Thursday, 31 October 2013

Sewing Class Review - The Technique of Underlining Garments

Time for more learning. I have done several of Sarah Veblen's Pattern Review classes and I believe my sewing has markedly improved. This class has been on my wish list for a while now, so I enrolled as soon as it became available. This is another class which has a kit. This time it includes 2 hand sewing needles and some lovely Japanese silk basting thread, and small scale patterns to make a little skirt from wool underlined with silk organza, and a blouse from silk charmeuse underlined with silk georgette.

The class is delivered by pdf lessons, 2 class chats with Sarah Veblen, and the class message board. There are no video lessons with this class. As usual, Sarah's notes are clear and well written, with plenty of information including pictures. There is a lot of information on fabrics - how to choose an appropriate underlining fabric for your fashion fabric with lots of combinations she herself regularly uses. She also discusses preparing the fabrics (pre-shrinking etc) and garment care.

If you've done any of her classes, you'll know that Sarah is very meticulous and methodical. She talks about the "process" of making a garment, and looking at it that way had helped me be less impatient and to spend the time to be accurate and get the best results I can, rather than cutting corners and omitting steps.

I made the effort to make both sample projects in this class. I haven't worked with these fabrics in real garments (I did make the wool bodice in the interfacings class) so I was learning how these fabrics behave as well as about underlining.

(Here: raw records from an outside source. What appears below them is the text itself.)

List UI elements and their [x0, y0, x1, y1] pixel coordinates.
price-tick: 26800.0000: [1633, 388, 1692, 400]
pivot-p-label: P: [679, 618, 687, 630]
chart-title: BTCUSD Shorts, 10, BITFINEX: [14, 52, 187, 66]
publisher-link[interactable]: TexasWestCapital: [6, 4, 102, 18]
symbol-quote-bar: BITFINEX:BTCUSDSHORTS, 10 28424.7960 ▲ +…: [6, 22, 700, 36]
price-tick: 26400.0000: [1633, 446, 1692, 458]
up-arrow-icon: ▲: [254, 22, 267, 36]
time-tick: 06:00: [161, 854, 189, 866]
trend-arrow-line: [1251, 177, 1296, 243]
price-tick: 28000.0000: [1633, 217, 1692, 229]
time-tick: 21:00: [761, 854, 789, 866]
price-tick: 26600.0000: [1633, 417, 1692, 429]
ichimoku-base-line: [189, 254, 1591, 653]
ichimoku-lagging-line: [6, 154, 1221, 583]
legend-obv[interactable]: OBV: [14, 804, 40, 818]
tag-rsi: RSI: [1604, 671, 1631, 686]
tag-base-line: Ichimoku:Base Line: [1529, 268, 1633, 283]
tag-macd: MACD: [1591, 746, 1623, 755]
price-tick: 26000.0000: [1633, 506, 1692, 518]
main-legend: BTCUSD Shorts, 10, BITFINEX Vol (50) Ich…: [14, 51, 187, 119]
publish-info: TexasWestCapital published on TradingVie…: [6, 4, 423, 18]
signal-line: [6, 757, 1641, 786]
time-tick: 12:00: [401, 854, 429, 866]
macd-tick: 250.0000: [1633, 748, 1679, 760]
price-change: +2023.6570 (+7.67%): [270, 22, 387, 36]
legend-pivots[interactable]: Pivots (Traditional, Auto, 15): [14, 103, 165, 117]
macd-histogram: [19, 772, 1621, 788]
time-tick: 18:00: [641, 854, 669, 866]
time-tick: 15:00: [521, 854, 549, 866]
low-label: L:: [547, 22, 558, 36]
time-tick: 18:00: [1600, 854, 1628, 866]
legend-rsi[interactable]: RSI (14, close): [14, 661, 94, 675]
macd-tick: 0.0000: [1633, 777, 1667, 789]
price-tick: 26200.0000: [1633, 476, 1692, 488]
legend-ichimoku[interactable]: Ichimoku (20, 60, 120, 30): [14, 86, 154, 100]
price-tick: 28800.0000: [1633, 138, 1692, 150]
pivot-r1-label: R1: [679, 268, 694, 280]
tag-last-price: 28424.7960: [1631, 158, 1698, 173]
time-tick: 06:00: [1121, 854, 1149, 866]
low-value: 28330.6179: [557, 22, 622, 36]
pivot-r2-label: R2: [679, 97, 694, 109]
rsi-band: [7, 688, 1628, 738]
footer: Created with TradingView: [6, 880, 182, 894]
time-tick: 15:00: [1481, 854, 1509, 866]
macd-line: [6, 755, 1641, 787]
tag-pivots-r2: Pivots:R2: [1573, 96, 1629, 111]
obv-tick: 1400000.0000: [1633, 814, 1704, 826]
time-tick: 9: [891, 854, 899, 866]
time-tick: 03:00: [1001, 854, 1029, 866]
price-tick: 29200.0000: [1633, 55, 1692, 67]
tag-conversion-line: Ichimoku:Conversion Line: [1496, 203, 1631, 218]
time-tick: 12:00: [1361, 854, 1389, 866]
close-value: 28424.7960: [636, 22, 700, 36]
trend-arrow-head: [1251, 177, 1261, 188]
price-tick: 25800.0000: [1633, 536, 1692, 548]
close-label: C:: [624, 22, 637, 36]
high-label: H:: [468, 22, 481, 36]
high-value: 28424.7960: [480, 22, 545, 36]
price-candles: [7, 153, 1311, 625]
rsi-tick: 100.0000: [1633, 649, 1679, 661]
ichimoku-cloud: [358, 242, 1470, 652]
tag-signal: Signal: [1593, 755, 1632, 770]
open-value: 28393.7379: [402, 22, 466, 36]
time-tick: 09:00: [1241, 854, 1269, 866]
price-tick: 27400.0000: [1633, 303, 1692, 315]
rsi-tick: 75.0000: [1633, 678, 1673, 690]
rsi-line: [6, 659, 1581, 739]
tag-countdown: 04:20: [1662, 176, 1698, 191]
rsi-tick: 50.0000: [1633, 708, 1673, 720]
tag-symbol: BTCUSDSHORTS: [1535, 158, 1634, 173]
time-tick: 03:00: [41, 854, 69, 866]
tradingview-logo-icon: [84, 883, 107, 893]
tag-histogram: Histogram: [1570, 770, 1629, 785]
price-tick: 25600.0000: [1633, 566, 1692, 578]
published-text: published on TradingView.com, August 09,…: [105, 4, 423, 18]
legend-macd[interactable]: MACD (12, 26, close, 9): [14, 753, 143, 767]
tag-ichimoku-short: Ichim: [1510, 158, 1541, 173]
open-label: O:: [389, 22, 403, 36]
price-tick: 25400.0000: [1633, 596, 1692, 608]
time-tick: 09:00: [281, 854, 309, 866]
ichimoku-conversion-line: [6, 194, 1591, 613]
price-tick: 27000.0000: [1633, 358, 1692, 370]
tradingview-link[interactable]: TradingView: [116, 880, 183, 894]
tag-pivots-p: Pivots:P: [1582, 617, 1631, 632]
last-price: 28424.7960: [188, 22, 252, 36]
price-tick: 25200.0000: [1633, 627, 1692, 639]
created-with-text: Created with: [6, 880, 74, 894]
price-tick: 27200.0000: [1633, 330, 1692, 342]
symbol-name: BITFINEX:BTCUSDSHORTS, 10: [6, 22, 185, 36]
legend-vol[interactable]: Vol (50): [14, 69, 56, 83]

The wool skirt underlined with silk organza was the best one to begin with. These fabrics are much easier to control, both on their own and together. Her tip in the construction instructions to baste around the dart sections made sewing the darts a dream. They came together beautifully, and the silk thread just slips out when you're done (unless you, ahem, catch a little bit in the dart - which I did when sewing the bodice). I even installed a zipper. My zipper technique is rather dodgy, so I need to practise, and this was a good opportunity because the result really didn't matter.

I created a facing pattern from the skirt pattern and interfaced it. As you can see, I didn't bother to finish the edges on this garment. I didn't do it for the silks, either, and they frayed quite a bit - info to store for when I make a "real" garment.  The hem is done by hand with a catch stitch. I love my blind hemming foot, but I've got to admit, a catch stitch onto the underlining fabric only gives a very nice clean look on the fashion side.

I think Bella looks quite fetching in her new skirt!

The blouse was much tricker to make. These silks are much less obedient! Both silks easily moved out of shape, the georgette most of all. It was a challenge lining them up and pinning to baste, and even basting took longer. Because the fabrics are so light and fluid, my basting stitches were not as even.

Sewing the darts was a learning experience too - slippery fabric!  The trickiest part was setting in the underlined sleeves. I got a few puckers on the fashion side which weren't in the underlining fabric. Sarah suggested I do an extra basting line in the other side of the seam line next time to stabilize that area - like basting around the darts.
I decided to take the opportunity to practise sewing bias binding on the jewel neckline. My stitching in the ditch is rather wobbly. My edge foot tends to dig in to the fabric and get caught, so I just eyeball it with the regular foot. I'm getting better at this, unless, like this time, I get impatient to finish and speed up!

Bella is quite pleased with her silk blouse.